New boating restrictions signed into law in wake of Lanier tragedies

An emotional Gov. Nathan Deal signed a measure into law Tuesday that lowers the blood-alcohol limit for boaters and requires new water safety training. Senate Bill 136 was prompted by tragedies. The deaths of three boys in boating accidents last summer became a rallying point for lawmakers and Deal, who made it one of his priorities.

The law makes it a crime for a person to pilot a boat if his blood-alcohol content is 0.08 or higher. That’s the limit that applies for driving a car. The lower alcohol limit would also apply to hunters.

Before, the blood-alcohol limit for those driving boats and for hunters had been .10.

“If you’re too drunk to drive a car, you’re too drunk to drive a boat,” the governor said at a bill-signing ceremony on the shores of Lake Lanier.

The law also stiffens penalties for those convicted of boating while intoxicated. Another part requires safety education courses for boaters born since 1998 and requires anyone younger than 13 to wear life jackets on a moving boat.
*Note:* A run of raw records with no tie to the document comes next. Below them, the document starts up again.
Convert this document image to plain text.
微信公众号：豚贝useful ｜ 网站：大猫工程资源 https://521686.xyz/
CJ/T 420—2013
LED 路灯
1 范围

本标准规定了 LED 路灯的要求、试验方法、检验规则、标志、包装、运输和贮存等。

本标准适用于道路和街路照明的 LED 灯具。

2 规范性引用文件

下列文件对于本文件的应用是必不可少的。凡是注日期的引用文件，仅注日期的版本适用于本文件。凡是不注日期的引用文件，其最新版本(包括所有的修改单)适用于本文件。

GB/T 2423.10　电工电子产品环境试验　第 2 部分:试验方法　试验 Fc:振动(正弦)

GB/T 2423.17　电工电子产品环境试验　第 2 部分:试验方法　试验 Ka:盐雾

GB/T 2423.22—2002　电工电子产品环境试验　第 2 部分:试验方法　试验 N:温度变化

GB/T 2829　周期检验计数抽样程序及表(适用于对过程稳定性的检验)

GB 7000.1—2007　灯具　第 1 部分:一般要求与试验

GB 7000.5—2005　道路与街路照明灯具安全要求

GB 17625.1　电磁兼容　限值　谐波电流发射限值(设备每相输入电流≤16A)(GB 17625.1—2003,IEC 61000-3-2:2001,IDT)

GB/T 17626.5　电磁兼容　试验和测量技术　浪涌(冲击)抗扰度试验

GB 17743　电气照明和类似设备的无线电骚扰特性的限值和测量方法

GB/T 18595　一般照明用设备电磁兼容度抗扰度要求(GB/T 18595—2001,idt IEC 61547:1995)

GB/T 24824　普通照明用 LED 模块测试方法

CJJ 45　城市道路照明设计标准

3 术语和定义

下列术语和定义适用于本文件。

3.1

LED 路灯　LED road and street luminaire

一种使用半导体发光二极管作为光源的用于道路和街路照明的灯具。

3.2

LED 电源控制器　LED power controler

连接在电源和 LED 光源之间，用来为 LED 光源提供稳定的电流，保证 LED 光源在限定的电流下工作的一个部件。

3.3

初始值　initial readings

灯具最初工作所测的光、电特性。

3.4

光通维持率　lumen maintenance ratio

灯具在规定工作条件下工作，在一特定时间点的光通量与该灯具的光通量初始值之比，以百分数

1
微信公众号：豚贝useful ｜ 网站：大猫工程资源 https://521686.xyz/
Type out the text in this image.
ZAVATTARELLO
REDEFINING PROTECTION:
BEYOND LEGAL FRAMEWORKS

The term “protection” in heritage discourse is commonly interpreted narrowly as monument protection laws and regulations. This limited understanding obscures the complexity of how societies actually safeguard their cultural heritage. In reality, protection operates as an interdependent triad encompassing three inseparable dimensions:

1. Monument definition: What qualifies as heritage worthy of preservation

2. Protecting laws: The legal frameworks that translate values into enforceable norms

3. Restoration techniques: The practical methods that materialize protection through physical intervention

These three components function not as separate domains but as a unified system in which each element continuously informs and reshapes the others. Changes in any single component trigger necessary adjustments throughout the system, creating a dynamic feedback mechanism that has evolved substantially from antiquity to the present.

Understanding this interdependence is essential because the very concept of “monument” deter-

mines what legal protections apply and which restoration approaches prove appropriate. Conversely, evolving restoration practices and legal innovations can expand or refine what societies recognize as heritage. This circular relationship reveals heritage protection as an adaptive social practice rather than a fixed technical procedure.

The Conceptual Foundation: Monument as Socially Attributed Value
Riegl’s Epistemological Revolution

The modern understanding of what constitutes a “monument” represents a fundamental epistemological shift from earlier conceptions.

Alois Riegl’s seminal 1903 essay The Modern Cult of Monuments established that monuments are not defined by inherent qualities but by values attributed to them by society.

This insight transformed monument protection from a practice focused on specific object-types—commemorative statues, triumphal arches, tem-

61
The new restrictions memorialize Kile Glover and two brothers, Jake and Griffin Prince, who died in boating accidents in Lake Lanier last year.

The Princes died in June after an allegedly intoxicated boater slammed into their family’s pontoon boat as it cruised at night. Glover, the son of R&B singer Usher’s former wife, died in July after a boater ran over him and a 15-year-old girl while they were being towed on an inner tube behind a pontoon boat.

Their relatives sat quietly in the front row as Deal signed the legislation into law. The governor, not exactly known for public displays of emotion, had to pause and collect himself as he spoke of the need for the tighter restrictions.

“I sign this bill for all the Kiles, all the Jakes and all the Griffins in this state,” he said.

Tameka Raymond, Glover’s mother, said she viewed the new law as a legacy for her son.

“I hope that this will never have to impact another family,” she said. “Kile is not the first to die in this type of tragedy, but hopefully he will be the last.”